Menurutnya, gejala-gejala yang dapat muncul akibat penggunaan KB hormonal pada mood antara lain seperti sedih, mudah marah, mudah menangis, dan malas.
Sebenarnya, perubahan mood akibat penggunaan KB hormonal wajar saja terjadi, sebab perubahan hormonal sendiri memang menjadi penyebab mood swing dan depresi.
Mengutip Clue, Perubahan kadar estrogen dalam tubuh merupakan penyebab perempuan rentan alami gejala depresi pada saat PMS, pascamelahirkan, dan sebelum menopause.
Sementara itu, metode kontrasepsi hormonal mengandung satu atau dua jenis hormon yang umumnya adalah estrogen dan progestin yang merupakan bentuk sintetis dari progesteron.
Menurut Felice pada Insider, siklus menstruasi yang normal melibatkan fluktuasi hormon estrogen dan progesteron.

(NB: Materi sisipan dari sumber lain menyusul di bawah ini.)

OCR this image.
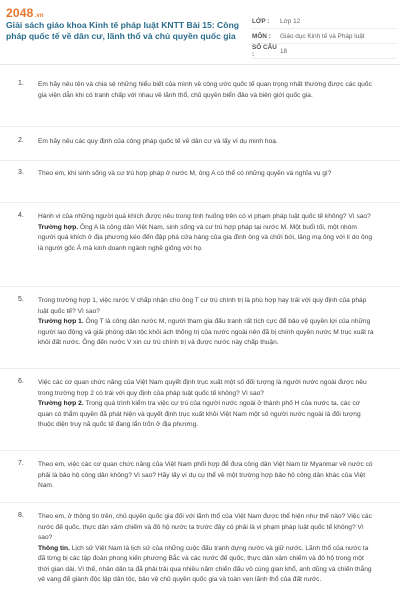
2048.vn
Giải sách giáo khoa Kinh tế pháp luật KNTT Bài 15: Công pháp quốc tế về dân cư, lãnh thổ và chủ quyền quốc gia
LỚP :	Lớp 12
MÔN :	Giáo dục Kinh tế và Pháp luật
SỐ CÂU :	18
1. Em hãy nêu tên và chia sẻ những hiểu biết của mình về công ước quốc tế quan trọng nhất thường được các quốc gia viện dẫn khi có tranh chấp với nhau về lãnh thổ, chủ quyền biển đảo và biên giới quốc gia.
2. Em hãy nêu các quy định của công pháp quốc tế về dân cư và lấy ví dụ minh hoạ.
3. Theo em, khi sinh sống và cư trú hợp pháp ở nước M, ông A có thể có những quyền và nghĩa vụ gì?
4. Hành vi của những người quá khích được nêu trong tình huống trên có vi phạm pháp luật quốc tế không? Vì sao?
Trường hợp. Ông A là công dân Việt Nam, sinh sống và cư trú hợp pháp tại nước M. Một buổi tối, một nhóm người quá khích ở địa phương kéo đến đập phá cửa hàng của gia đình ông và chửi bới, lăng mạ ông với lí do ông là người gốc Á mà kinh doanh ngành nghề giống với họ.
5. Trong trường hợp 1, việc nước V chấp nhận cho ông T cư trú chính trị là phù hợp hay trái với quy định của pháp luật quốc tế? Vì sao?
Trường hợp 1. Ông T là công dân nước M, người tham gia đấu tranh rất tích cực để bảo vệ quyền lợi của những người lao động và giải phóng dân tộc khỏi ách thống trị của nước ngoài nên đã bị chính quyền nước M trục xuất ra khỏi đất nước. Ông đến nước V xin cư trú chính trị và được nước này chấp thuận.
6. Việc các cơ quan chức năng của Việt Nam quyết định trục xuất một số đối tượng là người nước ngoài được nêu trong trường hợp 2 có trái với quy định của pháp luật quốc tế không? Vì sao?
Trường hợp 2. Trong quá trình kiểm tra việc cư trú của người nước ngoài ở thành phố H của nước ta, các cơ quan có thẩm quyền đã phát hiện và quyết định trục xuất khỏi Việt Nam một số người nước ngoài là đối tượng thuộc diện truy nã quốc tế đang lẩn trốn ở địa phương.
7. Theo em, việc các cơ quan chức năng của Việt Nam phối hợp để đưa công dân Việt Nam từ Myanmar về nước có phải là bảo hộ công dân không? Vì sao? Hãy lấy ví dụ cụ thể về một trường hợp bảo hộ công dân khác của Việt Nam.
8. Theo em, ở thông tin trên, chủ quyền quốc gia đối với lãnh thổ của Việt Nam được thể hiện như thế nào? Việc các nước đế quốc, thực dân xâm chiếm và đô hộ nước ta trước đây có phải là vi phạm pháp luật quốc tế không? Vì sao?
Thông tin. Lịch sử Việt Nam là lịch sử của những cuộc đấu tranh dựng nước và giữ nước. Lãnh thổ của nước ta đã từng bị các tập đoàn phong kiến phương Bắc và các nước đế quốc, thực dân xâm chiếm và đô hộ trong một thời gian dài. Vì thế, nhân dân ta đã phải trải qua nhiều năm chiến đấu vô cùng gian khổ, anh dũng và chiến thắng vẻ vang để giành độc lập dân tộc, bảo vệ chủ quyền quốc gia và toàn vẹn lãnh thổ của đất nước.
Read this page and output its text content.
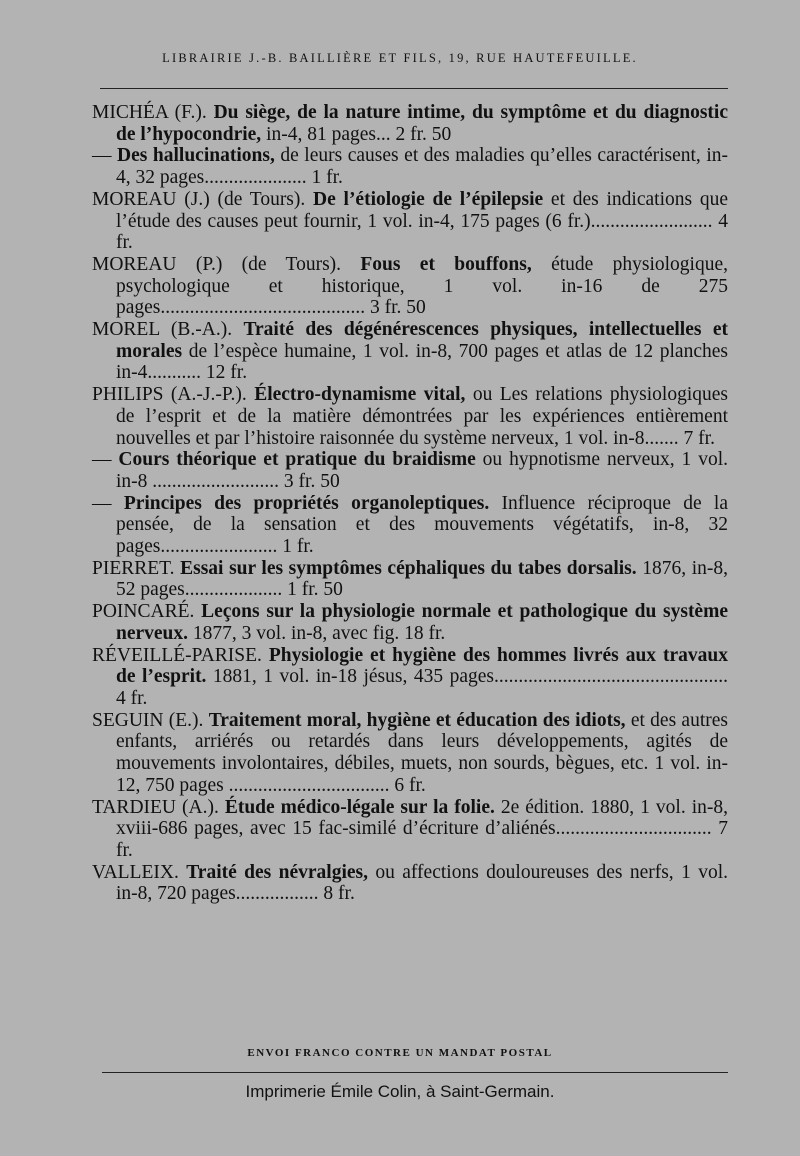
LIBRAIRIE J.-B. BAILLIÈRE ET FILS, 19, RUE HAUTEFEUILLE.

MICHÉA (F.). Du siège, de la nature intime, du symptôme et du diagnostic de l’hypocondrie, in-4, 81 pages... 2 fr. 50

— Des hallucinations, de leurs causes et des maladies qu’elles caractérisent, in-4, 32 pages..................... 1 fr.

MOREAU (J.) (de Tours). De l’étiologie de l’épilepsie et des indications que l’étude des causes peut fournir, 1 vol. in-4, 175 pages (6 fr.)......................... 4 fr.

MOREAU (P.) (de Tours). Fous et bouffons, étude physiologique, psychologique et historique, 1 vol. in-16 de 275 pages.......................................... 3 fr. 50

MOREL (B.-A.). Traité des dégénérescences physiques, intellectuelles et morales de l’espèce humaine, 1 vol. in-8, 700 pages et atlas de 12 planches in-4........... 12 fr.

PHILIPS (A.-J.-P.). Électro-dynamisme vital, ou Les relations physiologiques de l’esprit et de la matière démontrées par les expériences entièrement nouvelles et par l’histoire raisonnée du système nerveux, 1 vol. in-8....... 7 fr.

— Cours théorique et pratique du braidisme ou hypnotisme nerveux, 1 vol. in-8 .......................... 3 fr. 50

— Principes des propriétés organoleptiques. Influence réciproque de la pensée, de la sensation et des mouvements végétatifs, in-8, 32 pages........................ 1 fr.

PIERRET. Essai sur les symptômes céphaliques du tabes dorsalis. 1876, in-8, 52 pages.................... 1 fr. 50

POINCARÉ. Leçons sur la physiologie normale et pathologique du système nerveux. 1877, 3 vol. in-8, avec fig. 18 fr.

RÉVEILLÉ-PARISE. Physiologie et hygiène des hommes livrés aux travaux de l’esprit. 1881, 1 vol. in-18 jésus, 435 pages................................................ 4 fr.

SEGUIN (E.). Traitement moral, hygiène et éducation des idiots, et des autres enfants, arriérés ou retardés dans leurs développements, agités de mouvements involontaires, débiles, muets, non sourds, bègues, etc. 1 vol. in-12, 750 pages ................................. 6 fr.

TARDIEU (A.). Étude médico-légale sur la folie. 2e édition. 1880, 1 vol. in-8, xviii-686 pages, avec 15 fac-similé d’écriture d’aliénés................................ 7 fr.

VALLEIX. Traité des névralgies, ou affections douloureuses des nerfs, 1 vol. in-8, 720 pages................. 8 fr.

ENVOI FRANCO CONTRE UN MANDAT POSTAL
Imprimerie Émile Colin, à Saint-Germain.
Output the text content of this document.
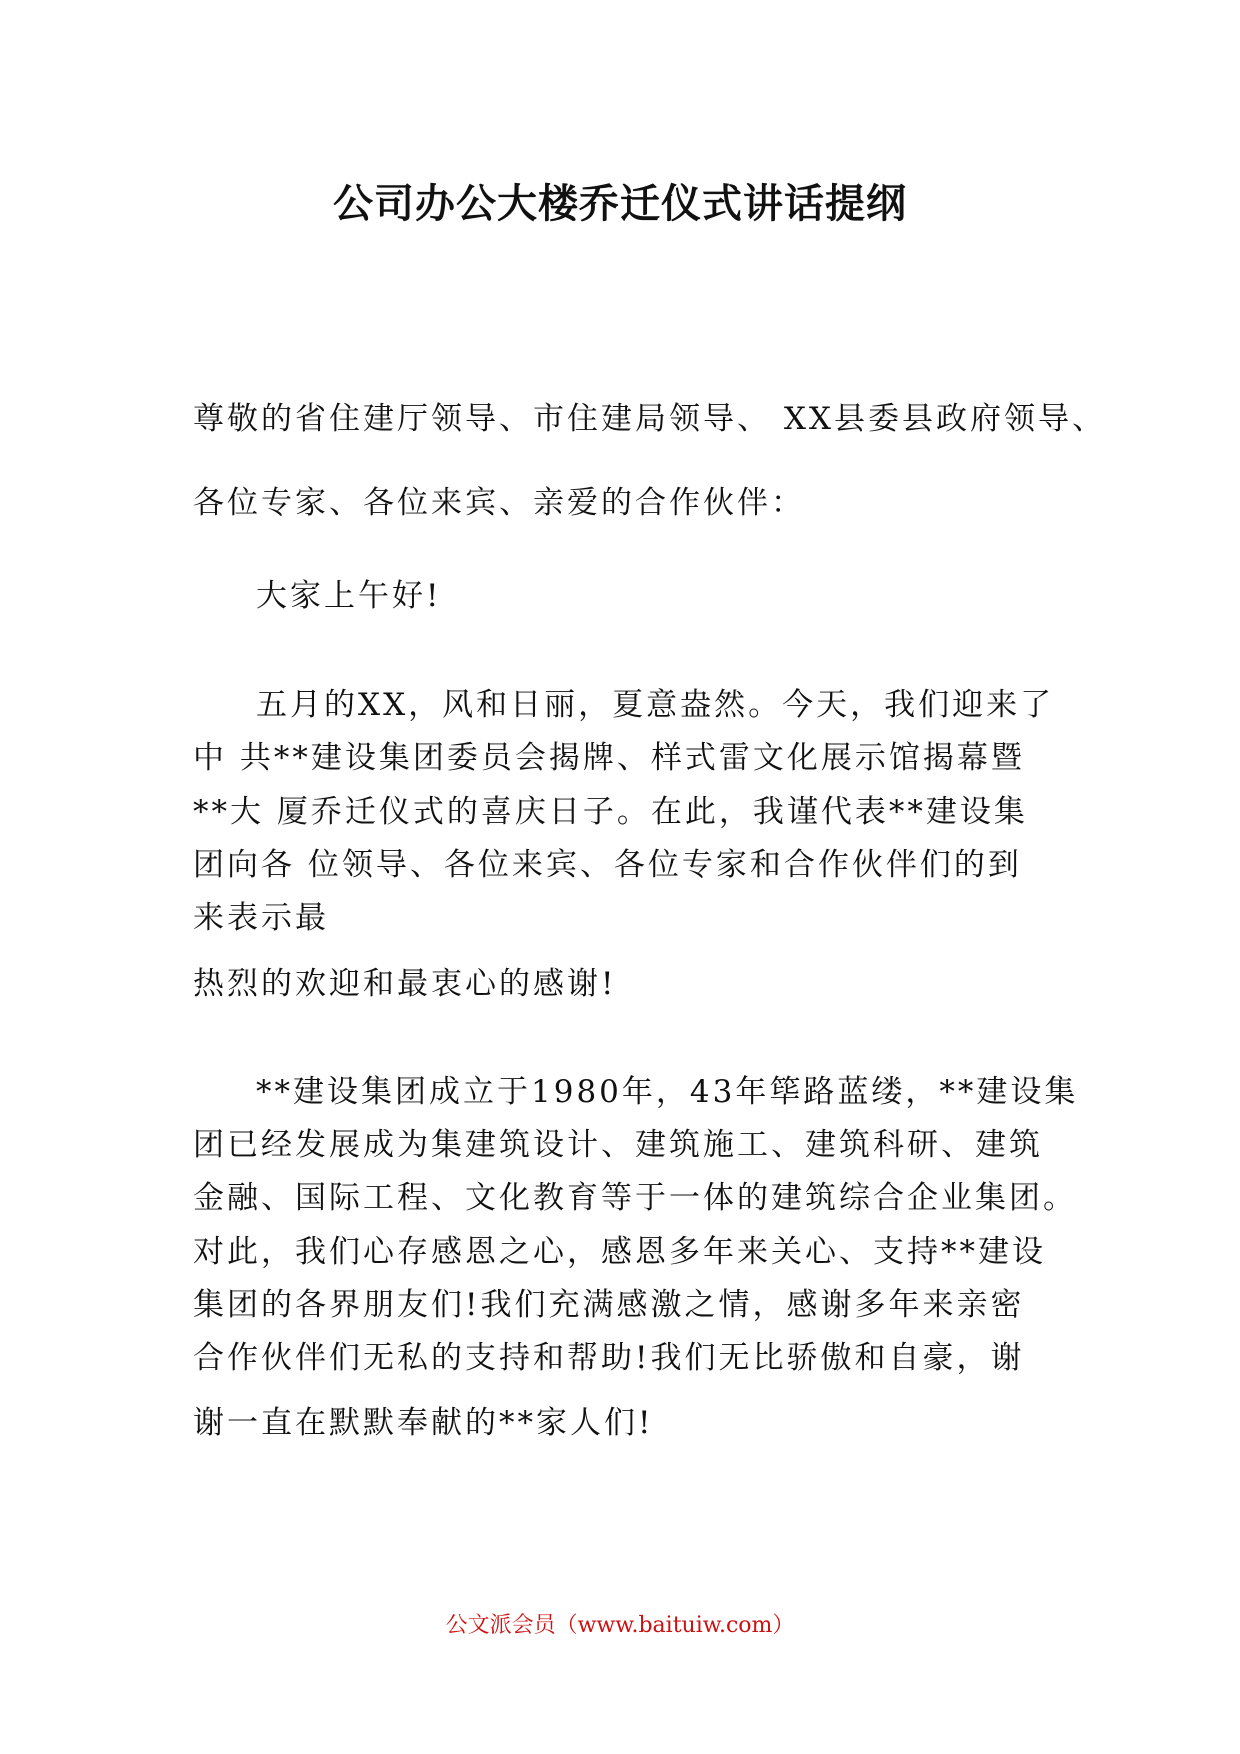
公司办公大楼乔迁仪式讲话提纲

尊敬的省住建厅领导、市住建局领导、 XX县委县政府领导、

各位专家、各位来宾、亲爱的合作伙伴：

大家上午好!

五月的XX，风和日丽，夏意盎然。今天，我们迎来了

中 共**建设集团委员会揭牌、样式雷文化展示馆揭幕暨

**大 厦乔迁仪式的喜庆日子。在此，我谨代表**建设集

团向各 位领导、各位来宾、各位专家和合作伙伴们的到

来表示最

热烈的欢迎和最衷心的感谢!

**建设集团成立于1980年，43年筚路蓝缕，**建设集

团已经发展成为集建筑设计、建筑施工、建筑科研、建筑

金融、国际工程、文化教育等于一体的建筑综合企业集团。

对此，我们心存感恩之心，感恩多年来关心、支持**建设

集团的各界朋友们!我们充满感激之情，感谢多年来亲密

合作伙伴们无私的支持和帮助!我们无比骄傲和自豪，谢

谢一直在默默奉献的**家人们!

公文派会员（www.baituiw.com）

Namun, penggunaan kontrasepsi hormonal membuat hormon berada dalam kondisi yang cenderung stabil, dan tidak fluktuatif sepanjang siklus menstruasi.
Tanpa adanya fluktuasi hormon ini, respons stres normal tubuh berubah secara negatif.
Sederhananya, saat menggunakan KB hormonal, kadar hormon stres, yakni kortisol jadi lebih tinggi.
Kadar kortisol yang tinggi dapat sebabkan perubahan suasana hati dan munculkan emosi negatif seperti stres dan kecemasan.
Namun, di sisi lain, kadar kortisol yang terlalu rendah juga dapat memicu depresi.
Tak heran jika pada sebagian orang, penggunaan KB hormonal malah mengubah suasana hati ke arah yang positif.
Akan tetapi, pengaruh penggunaan KB hormonal terhadap mood dan depresi masih membutuhkan penelitian lebih lanjut.
Namun, jika Anda merasa penggunaan KB hormonal memang memengaruhi mood dan kondisi mental secara signifikan, diskusikan dengan dokter kandungan untuk beralih ke metode kontrasepsi non-hormonal.